Weder den Veranstalter*innen der Linkspartei, noch den unterschiedlichen K-Gruppen in Leipzig wäre zu vertrauen, dass Rechte konsequent vom Platz gejagt werden, nicht nur weil sie sich kaum aktiv mit der rechten Szene in Sachsen befassen, sondern auch regelmäßig durchblicken lassen, diese noch irgendwie „überzeugen“ zu können/wollen.
Der klassische sächsische (Hut)Wutbürger ist im Kampf „gegen die da oben“ gern gesehen, wenn er bloß nicht Unterwegs eine Unterkunft von Asylsuchenden belagern würde und seinen Rassismus, Antisemitismus, Sexismus.. bei der gemeinsamen Sache gegen die „Bonzenschweine“ für einen kurzen Moment beiseite lässt.

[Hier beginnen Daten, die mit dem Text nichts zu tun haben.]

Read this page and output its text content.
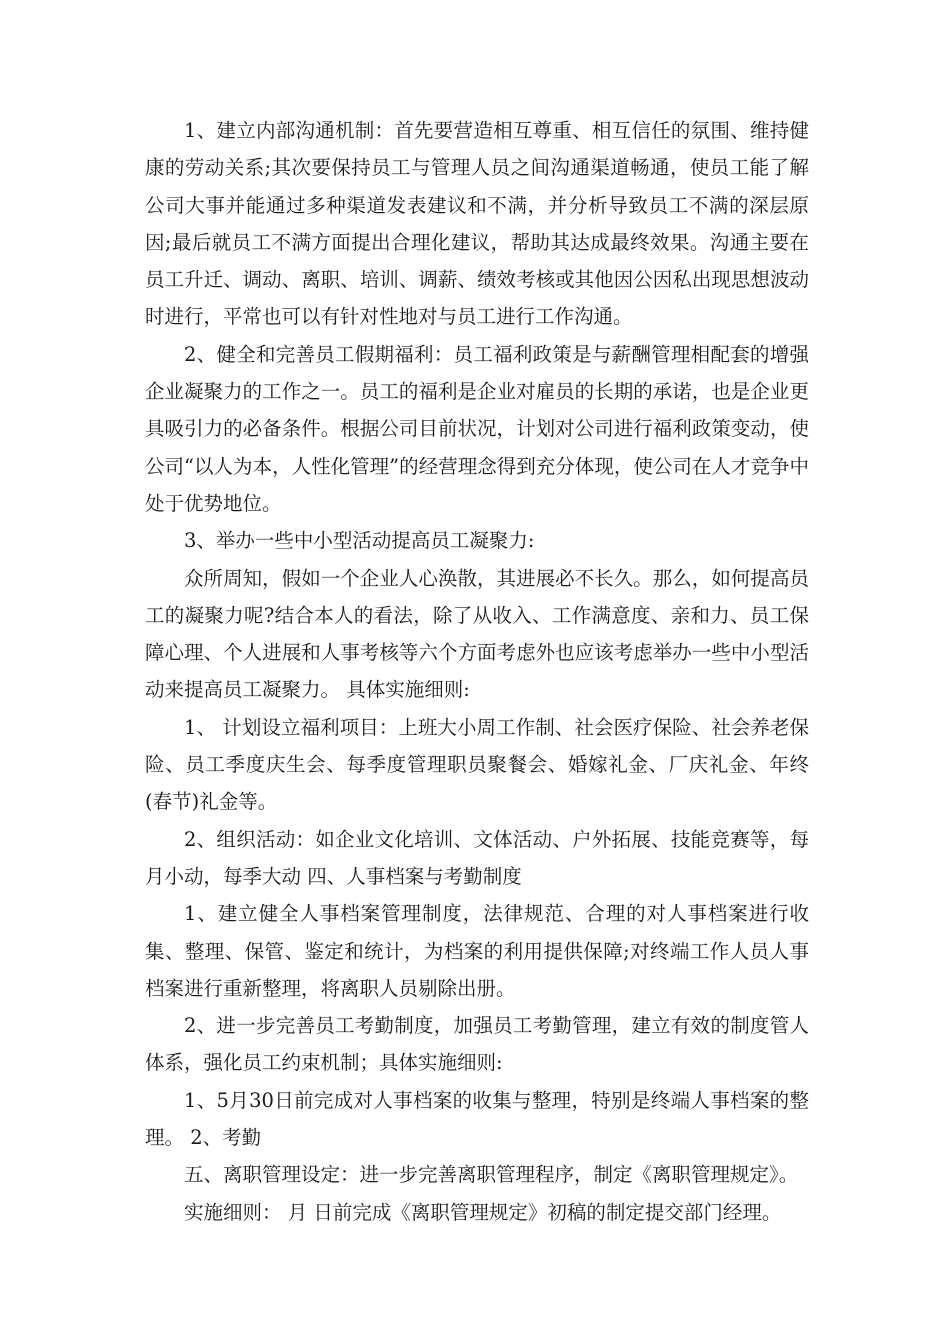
1、建立内部沟通机制：首先要营造相互尊重、相互信任的氛围、维持健康的劳动关系;其次要保持员工与管理人员之间沟通渠道畅通，使员工能了解公司大事并能通过多种渠道发表建议和不满，并分析导致员工不满的深层原因;最后就员工不满方面提出合理化建议，帮助其达成最终效果。沟通主要在员工升迁、调动、离职、培训、调薪、绩效考核或其他因公因私出现思想波动时进行，平常也可以有针对性地对与员工进行工作沟通。

2、健全和完善员工假期福利：员工福利政策是与薪酬管理相配套的增强企业凝聚力的工作之一。员工的福利是企业对雇员的长期的承诺，也是企业更具吸引力的必备条件。根据公司目前状况，计划对公司进行福利政策变动，使公司“以人为本，人性化管理”的经营理念得到充分体现，使公司在人才竞争中处于优势地位。

3、举办一些中小型活动提高员工凝聚力:

众所周知，假如一个企业人心涣散，其进展必不长久。那么，如何提高员工的凝聚力呢?结合本人的看法，除了从收入、工作满意度、亲和力、员工保障心理、个人进展和人事考核等六个方面考虑外也应该考虑举办一些中小型活动来提高员工凝聚力。 具体实施细则:

1、 计划设立福利项目：上班大小周工作制、社会医疗保险、社会养老保险、员工季度庆生会、每季度管理职员聚餐会、婚嫁礼金、厂庆礼金、年终(春节)礼金等。

2、组织活动：如企业文化培训、文体活动、户外拓展、技能竞赛等，每月小动，每季大动 四、人事档案与考勤制度

1、建立健全人事档案管理制度，法律规范、合理的对人事档案进行收集、整理、保管、鉴定和统计，为档案的利用提供保障;对终端工作人员人事档案进行重新整理，将离职人员剔除出册。

2、进一步完善员工考勤制度，加强员工考勤管理，建立有效的制度管人体系，强化员工约束机制；具体实施细则:

1、5月30日前完成对人事档案的收集与整理，特别是终端人事档案的整理。 2、考勤

五、离职管理设定：进一步完善离职管理程序，制定《离职管理规定》。

实施细则： 月 日前完成《离职管理规定》初稿的制定提交部门经理。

Hinzu kommt, dass es seit vielen Jahren immer wieder unterschiedliche K-Gruppen in Deutschland sind, die mit offenen Armen die angeblichen rechten Szene-Aussteiger bei sich unter kommen lassen.
Eine größere Mobilisierung von antifaschistischen Strukturen, die sich seit Jahren mit der extremen Rechten in Sachsen beschäftigen, ist bisher nicht wahr zu nehmen, besonders nicht über die Stadtgrenze hinaus. So steht zu befürchten, dass entweder entsprechende große Gruppen von Rechten durchrutschen werden, weil sie nicht erkannt werden oder aber bewusst nicht ausgeschlossen werden, weil die Bilder von „Massenprotesten“ auf dem Ausgustusplatz für Linkspartei und Co. für die eigene Propaganda wichtiger sind.
Was wäre, wenn eine radikale Linke sich für Montag in Leipzig und in diesem „heißen Herbst“ anders entscheiden würde?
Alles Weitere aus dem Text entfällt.